I wrote yesterday about the challenge the novelist faces aligning with his story each time he sits down to work. This morning I interviewed romance writer Eloisa James who expressed perhaps an opposite perspective, one I have noticed with writers who cut their teeth in advertising or journalism where the work is done against unforgiving deadlines—namely, there’s no time to get stuck. I appreciate this position. I had a roommate in college who never started a paper until the night before it was due. With great drama he would brew an enormous pot of coffee and announce it was time for an “all nighter.” I don’t think he would have known what to do with all the extra time afforded him if he had worked on it for, say, a week instead a night. Very likely, he would have torn up everything he wrote in the first six days and then wrote the entire thing on the night of the seventh.

Which is to say, we all find a way of working that suits us best. Some people like to ruminate on stories, some do not. Those that do not like to ruminate seem to find themselves with deadlines they simply cannot break. Those that do like to ruminate manage to wiggle out of deadlines. Either way, your job is to find out how you work and honor it.
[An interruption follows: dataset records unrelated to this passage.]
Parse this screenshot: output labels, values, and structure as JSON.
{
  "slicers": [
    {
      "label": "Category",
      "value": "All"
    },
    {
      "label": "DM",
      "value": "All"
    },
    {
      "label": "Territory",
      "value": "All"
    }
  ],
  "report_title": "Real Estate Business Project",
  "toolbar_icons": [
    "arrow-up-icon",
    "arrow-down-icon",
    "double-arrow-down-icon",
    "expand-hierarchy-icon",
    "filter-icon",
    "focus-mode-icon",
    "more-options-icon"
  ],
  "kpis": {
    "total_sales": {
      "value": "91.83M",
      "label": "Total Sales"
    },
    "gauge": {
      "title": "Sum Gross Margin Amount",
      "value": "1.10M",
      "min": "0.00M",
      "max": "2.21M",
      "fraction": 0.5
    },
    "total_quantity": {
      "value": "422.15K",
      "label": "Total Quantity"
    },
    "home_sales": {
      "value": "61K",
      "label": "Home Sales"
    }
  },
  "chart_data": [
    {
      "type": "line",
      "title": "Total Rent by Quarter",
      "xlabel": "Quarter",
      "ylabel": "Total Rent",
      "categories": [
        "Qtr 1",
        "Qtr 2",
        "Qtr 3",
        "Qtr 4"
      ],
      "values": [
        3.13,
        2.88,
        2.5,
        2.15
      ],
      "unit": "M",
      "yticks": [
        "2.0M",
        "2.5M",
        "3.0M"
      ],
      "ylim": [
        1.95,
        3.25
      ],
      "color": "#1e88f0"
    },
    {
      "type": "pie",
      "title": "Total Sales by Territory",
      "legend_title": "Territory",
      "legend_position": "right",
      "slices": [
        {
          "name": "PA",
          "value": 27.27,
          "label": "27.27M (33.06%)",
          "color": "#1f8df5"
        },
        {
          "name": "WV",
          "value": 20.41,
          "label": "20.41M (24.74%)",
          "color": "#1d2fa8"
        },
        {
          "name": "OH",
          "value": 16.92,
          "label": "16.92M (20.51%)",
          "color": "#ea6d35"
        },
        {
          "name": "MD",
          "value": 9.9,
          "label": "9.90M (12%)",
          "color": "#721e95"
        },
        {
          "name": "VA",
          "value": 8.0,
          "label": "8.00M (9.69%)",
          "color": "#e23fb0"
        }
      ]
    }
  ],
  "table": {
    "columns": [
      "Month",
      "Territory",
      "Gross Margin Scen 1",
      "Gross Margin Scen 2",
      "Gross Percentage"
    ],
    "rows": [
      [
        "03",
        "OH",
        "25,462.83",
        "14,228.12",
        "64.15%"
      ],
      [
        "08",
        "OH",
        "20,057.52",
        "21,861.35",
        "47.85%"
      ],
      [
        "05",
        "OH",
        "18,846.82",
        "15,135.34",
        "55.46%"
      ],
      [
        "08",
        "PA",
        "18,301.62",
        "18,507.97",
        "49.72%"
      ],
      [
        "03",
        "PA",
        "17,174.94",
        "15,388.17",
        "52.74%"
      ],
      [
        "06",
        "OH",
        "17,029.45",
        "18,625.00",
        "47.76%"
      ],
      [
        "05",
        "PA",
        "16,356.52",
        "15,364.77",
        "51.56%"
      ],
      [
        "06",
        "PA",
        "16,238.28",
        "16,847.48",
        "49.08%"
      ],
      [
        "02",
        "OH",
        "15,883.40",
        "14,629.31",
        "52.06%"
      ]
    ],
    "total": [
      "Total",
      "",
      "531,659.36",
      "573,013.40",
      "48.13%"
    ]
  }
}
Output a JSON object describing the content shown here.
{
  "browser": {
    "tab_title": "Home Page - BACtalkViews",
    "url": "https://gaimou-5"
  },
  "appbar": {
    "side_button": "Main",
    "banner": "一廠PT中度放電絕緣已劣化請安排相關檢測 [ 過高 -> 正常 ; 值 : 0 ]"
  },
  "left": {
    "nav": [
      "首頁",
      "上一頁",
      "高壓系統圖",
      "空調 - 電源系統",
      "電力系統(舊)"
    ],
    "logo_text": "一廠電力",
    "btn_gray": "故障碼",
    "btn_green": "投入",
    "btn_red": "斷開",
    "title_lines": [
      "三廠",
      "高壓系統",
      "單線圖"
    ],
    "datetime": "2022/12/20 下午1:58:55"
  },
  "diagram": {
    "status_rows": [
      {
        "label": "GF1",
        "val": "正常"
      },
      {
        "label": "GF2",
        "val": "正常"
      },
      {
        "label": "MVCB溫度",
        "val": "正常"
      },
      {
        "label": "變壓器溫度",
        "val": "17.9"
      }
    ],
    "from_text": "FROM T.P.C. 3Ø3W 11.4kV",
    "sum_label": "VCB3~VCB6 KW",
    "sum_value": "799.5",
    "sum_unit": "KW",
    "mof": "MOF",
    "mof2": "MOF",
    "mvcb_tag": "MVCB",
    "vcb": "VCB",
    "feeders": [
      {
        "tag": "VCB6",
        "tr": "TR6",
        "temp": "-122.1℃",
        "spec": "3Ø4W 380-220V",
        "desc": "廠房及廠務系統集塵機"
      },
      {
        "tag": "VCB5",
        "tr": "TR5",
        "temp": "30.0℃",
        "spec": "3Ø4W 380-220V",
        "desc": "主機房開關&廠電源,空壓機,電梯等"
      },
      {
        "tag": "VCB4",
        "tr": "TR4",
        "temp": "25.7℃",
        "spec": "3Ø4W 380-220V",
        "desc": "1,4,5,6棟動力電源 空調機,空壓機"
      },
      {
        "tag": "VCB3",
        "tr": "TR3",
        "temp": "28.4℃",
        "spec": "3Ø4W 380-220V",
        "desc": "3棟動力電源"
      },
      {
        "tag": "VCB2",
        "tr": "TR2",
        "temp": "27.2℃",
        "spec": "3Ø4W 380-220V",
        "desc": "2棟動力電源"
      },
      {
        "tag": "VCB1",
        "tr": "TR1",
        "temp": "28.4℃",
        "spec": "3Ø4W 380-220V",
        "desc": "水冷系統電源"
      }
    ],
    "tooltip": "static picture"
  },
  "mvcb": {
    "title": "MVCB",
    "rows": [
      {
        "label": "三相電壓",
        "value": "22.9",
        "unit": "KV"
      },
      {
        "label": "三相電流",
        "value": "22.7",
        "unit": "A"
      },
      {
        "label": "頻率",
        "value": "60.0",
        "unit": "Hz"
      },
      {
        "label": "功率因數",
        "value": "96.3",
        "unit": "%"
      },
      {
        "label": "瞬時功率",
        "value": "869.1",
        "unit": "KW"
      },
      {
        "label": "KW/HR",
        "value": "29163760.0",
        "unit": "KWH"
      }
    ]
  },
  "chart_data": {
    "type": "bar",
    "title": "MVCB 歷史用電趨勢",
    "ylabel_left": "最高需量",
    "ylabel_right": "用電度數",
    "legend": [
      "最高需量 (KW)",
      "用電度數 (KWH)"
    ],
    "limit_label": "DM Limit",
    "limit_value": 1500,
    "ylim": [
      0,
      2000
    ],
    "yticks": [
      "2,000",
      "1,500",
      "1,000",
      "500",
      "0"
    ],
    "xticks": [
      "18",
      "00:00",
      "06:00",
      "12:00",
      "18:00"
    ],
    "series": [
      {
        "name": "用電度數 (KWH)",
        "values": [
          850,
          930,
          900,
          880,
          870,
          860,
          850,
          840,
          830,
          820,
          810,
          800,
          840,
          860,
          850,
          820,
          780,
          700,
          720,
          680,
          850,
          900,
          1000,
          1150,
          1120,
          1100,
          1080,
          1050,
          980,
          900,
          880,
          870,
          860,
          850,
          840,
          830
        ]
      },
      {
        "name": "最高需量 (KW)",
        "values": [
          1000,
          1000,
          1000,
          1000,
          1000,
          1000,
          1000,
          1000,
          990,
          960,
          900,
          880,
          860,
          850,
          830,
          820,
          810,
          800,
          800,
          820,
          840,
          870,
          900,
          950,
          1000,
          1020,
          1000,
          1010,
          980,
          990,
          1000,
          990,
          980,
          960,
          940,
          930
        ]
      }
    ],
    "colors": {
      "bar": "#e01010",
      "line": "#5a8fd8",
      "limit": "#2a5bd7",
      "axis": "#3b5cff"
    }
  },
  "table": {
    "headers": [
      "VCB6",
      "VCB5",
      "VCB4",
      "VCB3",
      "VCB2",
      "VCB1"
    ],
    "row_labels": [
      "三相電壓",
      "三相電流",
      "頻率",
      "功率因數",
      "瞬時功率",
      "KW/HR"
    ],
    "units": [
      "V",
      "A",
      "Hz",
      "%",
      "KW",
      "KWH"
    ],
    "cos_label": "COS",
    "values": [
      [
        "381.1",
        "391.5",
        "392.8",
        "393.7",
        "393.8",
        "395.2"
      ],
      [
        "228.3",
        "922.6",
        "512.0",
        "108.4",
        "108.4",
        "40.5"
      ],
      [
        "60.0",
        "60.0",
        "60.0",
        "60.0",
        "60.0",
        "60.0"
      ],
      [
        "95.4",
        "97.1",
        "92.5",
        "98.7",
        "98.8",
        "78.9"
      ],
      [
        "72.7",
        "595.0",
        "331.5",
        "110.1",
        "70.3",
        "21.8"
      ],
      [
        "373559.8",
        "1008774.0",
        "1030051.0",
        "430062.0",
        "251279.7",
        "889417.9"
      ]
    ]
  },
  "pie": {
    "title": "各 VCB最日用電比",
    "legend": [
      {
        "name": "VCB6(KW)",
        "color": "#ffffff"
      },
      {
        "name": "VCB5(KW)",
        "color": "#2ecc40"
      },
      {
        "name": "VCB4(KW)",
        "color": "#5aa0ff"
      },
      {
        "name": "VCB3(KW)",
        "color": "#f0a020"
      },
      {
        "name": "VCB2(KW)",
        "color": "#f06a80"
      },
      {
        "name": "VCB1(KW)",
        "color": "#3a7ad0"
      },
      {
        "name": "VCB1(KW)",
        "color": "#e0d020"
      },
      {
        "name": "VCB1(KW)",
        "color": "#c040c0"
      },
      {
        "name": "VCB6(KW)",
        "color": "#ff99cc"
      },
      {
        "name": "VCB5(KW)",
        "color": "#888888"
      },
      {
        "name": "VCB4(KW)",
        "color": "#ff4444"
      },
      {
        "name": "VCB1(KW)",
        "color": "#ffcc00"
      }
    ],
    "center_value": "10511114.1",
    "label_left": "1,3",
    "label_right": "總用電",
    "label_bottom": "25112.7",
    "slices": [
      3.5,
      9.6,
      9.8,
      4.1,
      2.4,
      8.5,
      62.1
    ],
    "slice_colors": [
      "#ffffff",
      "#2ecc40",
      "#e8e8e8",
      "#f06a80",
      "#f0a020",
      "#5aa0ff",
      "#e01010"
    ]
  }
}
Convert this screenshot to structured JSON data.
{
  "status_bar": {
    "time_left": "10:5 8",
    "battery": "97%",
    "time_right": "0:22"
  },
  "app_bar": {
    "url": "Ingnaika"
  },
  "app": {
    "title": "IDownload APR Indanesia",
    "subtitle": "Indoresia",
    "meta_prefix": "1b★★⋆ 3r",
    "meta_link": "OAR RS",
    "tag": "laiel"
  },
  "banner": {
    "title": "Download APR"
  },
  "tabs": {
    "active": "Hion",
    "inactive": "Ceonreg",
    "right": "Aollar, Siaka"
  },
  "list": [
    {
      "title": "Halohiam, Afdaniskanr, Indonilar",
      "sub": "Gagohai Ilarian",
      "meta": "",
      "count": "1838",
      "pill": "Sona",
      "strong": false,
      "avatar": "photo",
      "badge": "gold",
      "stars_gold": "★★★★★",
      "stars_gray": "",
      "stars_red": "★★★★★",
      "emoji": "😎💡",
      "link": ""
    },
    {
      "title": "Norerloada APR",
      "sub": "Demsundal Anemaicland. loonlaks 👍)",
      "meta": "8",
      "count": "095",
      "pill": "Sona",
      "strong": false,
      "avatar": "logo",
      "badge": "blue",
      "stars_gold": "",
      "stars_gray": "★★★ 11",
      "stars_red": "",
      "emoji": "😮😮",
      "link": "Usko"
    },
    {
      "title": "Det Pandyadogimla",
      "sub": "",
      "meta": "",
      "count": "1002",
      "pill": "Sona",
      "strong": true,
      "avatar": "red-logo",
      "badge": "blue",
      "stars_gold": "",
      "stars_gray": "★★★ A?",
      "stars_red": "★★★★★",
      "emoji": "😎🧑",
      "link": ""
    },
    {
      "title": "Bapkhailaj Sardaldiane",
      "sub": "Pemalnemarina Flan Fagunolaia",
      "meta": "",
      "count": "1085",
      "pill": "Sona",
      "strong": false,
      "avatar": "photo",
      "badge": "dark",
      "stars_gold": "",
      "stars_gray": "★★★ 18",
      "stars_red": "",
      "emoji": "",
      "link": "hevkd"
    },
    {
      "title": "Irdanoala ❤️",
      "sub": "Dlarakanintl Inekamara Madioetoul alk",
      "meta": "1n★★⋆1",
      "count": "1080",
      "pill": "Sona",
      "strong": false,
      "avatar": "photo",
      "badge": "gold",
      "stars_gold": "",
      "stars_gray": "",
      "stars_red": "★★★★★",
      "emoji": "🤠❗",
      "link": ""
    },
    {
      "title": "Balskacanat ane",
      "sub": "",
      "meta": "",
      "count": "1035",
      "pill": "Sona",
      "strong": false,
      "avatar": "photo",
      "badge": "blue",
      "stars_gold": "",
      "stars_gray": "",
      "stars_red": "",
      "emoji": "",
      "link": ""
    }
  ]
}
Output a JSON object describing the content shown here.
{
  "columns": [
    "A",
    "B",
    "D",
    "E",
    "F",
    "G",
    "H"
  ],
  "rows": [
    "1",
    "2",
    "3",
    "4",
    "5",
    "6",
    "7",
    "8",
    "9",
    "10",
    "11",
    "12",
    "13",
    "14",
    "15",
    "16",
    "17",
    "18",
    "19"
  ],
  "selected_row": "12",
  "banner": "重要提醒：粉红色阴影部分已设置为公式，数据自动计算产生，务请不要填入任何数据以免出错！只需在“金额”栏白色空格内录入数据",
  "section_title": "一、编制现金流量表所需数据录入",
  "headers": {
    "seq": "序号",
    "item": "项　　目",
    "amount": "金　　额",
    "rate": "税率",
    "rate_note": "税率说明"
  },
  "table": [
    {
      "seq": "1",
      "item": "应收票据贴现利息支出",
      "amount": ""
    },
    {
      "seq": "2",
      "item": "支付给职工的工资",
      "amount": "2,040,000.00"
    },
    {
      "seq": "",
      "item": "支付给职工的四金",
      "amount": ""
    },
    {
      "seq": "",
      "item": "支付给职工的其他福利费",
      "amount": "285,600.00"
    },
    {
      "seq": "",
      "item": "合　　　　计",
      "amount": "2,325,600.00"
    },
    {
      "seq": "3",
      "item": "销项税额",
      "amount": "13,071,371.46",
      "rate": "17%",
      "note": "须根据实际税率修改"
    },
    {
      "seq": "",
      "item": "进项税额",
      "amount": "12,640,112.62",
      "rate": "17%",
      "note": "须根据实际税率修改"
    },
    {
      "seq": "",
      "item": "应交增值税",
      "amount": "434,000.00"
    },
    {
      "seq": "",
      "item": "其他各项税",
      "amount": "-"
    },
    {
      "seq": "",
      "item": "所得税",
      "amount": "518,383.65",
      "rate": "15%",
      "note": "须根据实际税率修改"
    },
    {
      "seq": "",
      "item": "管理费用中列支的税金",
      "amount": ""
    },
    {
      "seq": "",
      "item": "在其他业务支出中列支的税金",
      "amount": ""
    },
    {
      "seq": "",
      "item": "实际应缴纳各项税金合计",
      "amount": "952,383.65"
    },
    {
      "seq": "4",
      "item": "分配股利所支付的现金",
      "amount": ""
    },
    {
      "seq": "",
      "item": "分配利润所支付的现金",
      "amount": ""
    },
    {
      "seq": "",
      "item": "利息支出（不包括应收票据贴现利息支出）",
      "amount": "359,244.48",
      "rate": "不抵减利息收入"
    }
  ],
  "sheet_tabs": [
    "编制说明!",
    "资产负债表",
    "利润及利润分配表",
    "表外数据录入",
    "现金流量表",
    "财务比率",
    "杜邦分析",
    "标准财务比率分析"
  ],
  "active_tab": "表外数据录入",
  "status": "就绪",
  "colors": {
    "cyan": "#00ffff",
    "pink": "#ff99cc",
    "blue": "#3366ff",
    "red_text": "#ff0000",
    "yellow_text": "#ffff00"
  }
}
This is not always so simple. The mirage of the greener grass across the fence is born of the truth that anything can work. Our mind rejects this formula. Our mind requires one solution to a problem. And yet the truth is broader and more forgiving. The truth is we have nowhere to rest but within our own comfort, a bed with no defined edge that we must search for blind in the darkened room of our work.

I must remind myself every day to seek nothing else but that, my own comfort. So easy to forget with deadlines and a life that appears to need managing. I forget, and wind myself tight, frustrated with the unwieldy and uncooperative octopus that is life. And so I give up, and I surrender, and in the peace that always follows I feel comfortable again, and then I get to work.